Most people only think of pumpkins around Halloween but in actuality they are available in some variety all year long (usually canned). They are super nutritious so this year it's time to focus on the power of the pumpkin! The orange hue of pumpkins is given by the antioxidant beta-carotene which the body uses to make Vitamin A. Vitamin A is most known for promoting healthy vision, but it is also responsible for keeping the immune system & bones healthy. The antioxidants properties of beta-carotene are responsible for helping to maintain healthy skin and may help prevent certain types of cancer. In addition, pumpkins are a good source of vitamins C, E, K, fiber, iron, magnesium and potassium.
That’s not all- in addition to the actual fruit of the pumpkin, (yes, pumpkin is a fruit) pumpkin seeds also offer a host of nutrients. Pumpkin seeds are excellent source of zinc and a good source of protein, iron, copper and fiber (if you eat the shell- it is edible).

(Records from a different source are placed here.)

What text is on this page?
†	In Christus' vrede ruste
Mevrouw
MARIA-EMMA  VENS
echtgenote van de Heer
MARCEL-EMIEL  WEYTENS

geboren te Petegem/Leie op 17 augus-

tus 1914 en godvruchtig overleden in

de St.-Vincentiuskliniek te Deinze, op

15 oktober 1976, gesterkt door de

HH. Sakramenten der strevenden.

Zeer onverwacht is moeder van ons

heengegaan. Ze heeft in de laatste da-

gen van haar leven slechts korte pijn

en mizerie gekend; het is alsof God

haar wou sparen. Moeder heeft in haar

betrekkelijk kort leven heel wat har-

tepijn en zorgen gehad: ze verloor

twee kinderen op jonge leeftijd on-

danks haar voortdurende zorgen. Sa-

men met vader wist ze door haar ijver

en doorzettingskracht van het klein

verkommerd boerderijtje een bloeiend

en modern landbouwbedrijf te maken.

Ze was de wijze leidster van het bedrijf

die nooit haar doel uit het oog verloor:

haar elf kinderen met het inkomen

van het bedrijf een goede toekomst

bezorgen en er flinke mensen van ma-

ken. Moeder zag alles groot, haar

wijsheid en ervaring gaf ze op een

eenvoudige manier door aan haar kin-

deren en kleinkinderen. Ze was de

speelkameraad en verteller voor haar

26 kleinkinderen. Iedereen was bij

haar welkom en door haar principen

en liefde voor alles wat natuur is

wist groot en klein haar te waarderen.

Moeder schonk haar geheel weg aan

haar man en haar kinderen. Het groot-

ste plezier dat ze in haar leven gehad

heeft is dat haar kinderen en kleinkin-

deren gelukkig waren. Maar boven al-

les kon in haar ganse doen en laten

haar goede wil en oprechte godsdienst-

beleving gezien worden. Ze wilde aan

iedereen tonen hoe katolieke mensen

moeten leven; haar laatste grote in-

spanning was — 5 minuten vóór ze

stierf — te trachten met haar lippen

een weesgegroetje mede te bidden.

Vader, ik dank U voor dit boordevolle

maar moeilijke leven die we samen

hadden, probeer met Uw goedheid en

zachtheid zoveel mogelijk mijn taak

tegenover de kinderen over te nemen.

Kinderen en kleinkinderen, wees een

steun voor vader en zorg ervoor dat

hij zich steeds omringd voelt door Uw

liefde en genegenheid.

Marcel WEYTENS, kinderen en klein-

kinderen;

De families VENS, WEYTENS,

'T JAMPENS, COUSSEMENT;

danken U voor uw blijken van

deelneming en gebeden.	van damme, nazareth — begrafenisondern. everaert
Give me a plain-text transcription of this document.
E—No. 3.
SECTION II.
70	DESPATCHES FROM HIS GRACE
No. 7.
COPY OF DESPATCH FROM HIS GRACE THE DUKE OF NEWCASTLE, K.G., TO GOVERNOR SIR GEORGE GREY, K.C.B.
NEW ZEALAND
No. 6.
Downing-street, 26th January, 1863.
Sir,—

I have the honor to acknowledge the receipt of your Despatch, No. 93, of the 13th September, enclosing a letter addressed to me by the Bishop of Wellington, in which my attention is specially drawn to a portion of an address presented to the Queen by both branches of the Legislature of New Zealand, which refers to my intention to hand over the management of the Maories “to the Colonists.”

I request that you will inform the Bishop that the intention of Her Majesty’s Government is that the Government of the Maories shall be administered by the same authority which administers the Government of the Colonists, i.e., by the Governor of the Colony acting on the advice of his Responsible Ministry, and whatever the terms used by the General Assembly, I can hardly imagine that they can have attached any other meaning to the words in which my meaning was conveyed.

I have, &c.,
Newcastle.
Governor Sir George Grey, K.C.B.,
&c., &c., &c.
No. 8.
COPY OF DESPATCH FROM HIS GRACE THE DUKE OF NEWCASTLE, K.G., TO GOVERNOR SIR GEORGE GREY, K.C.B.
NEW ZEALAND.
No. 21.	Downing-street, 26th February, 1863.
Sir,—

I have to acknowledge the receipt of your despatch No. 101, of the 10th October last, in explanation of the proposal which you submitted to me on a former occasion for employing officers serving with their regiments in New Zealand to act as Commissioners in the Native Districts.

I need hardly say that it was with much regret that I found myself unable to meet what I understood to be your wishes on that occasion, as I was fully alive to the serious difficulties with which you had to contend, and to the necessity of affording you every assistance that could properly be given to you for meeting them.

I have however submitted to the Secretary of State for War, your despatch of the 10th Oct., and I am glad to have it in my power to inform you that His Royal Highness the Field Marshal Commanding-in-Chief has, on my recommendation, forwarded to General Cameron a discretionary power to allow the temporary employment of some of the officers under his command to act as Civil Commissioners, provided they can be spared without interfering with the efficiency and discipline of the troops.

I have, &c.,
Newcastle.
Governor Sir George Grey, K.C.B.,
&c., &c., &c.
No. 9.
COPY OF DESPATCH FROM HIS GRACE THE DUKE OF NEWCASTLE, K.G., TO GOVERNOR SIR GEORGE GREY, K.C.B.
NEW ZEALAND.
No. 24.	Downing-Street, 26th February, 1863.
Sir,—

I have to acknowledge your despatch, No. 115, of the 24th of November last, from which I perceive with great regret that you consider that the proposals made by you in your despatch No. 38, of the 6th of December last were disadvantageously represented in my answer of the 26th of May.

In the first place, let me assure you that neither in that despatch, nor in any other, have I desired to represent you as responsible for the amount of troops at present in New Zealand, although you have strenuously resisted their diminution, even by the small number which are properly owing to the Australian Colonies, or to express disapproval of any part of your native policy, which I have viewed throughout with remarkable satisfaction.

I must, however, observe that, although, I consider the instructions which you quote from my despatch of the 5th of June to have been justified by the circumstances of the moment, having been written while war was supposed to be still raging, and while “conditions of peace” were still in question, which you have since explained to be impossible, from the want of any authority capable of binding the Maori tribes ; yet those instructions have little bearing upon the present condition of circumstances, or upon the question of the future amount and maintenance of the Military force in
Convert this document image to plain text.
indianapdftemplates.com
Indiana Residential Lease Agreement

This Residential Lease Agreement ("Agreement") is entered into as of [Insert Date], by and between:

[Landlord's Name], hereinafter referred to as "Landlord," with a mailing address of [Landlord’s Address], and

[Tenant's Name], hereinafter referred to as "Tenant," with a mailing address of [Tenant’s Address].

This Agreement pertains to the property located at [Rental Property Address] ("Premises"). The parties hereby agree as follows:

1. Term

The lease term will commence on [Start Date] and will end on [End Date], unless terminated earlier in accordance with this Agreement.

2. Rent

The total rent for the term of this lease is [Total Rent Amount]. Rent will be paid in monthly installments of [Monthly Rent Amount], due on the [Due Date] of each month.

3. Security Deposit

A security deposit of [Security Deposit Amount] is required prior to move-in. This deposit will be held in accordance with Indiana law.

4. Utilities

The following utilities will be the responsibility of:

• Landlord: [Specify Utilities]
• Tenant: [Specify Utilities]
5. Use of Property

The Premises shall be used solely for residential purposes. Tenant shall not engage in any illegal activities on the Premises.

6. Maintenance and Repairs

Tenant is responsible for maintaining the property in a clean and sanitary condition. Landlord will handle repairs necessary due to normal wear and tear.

This year, be sure to save the interior of the pumpkin and seeds when craving your jack-o-lantern. An alternative option is to buy 100% canned pumpkin, not to be confused with pumpkin pie filling. For a sweet yet nutritious treat, add pumpkin to pancakes, cupcakes, cookies and so much more! Also, try a crust-less pumpkin pie by adding ½ c of warm pumpkin to 1c of low-fat vanilla yogurt, sprinkle with nutmeg and cinnamon as desired. Pumpkin seeds can be toasted or roasted in the oven. Eat them plain or lightly sprinkle with sugar or salt. Another, option is ready- to- eat pumpkin seeds which are sold in most grocery stores.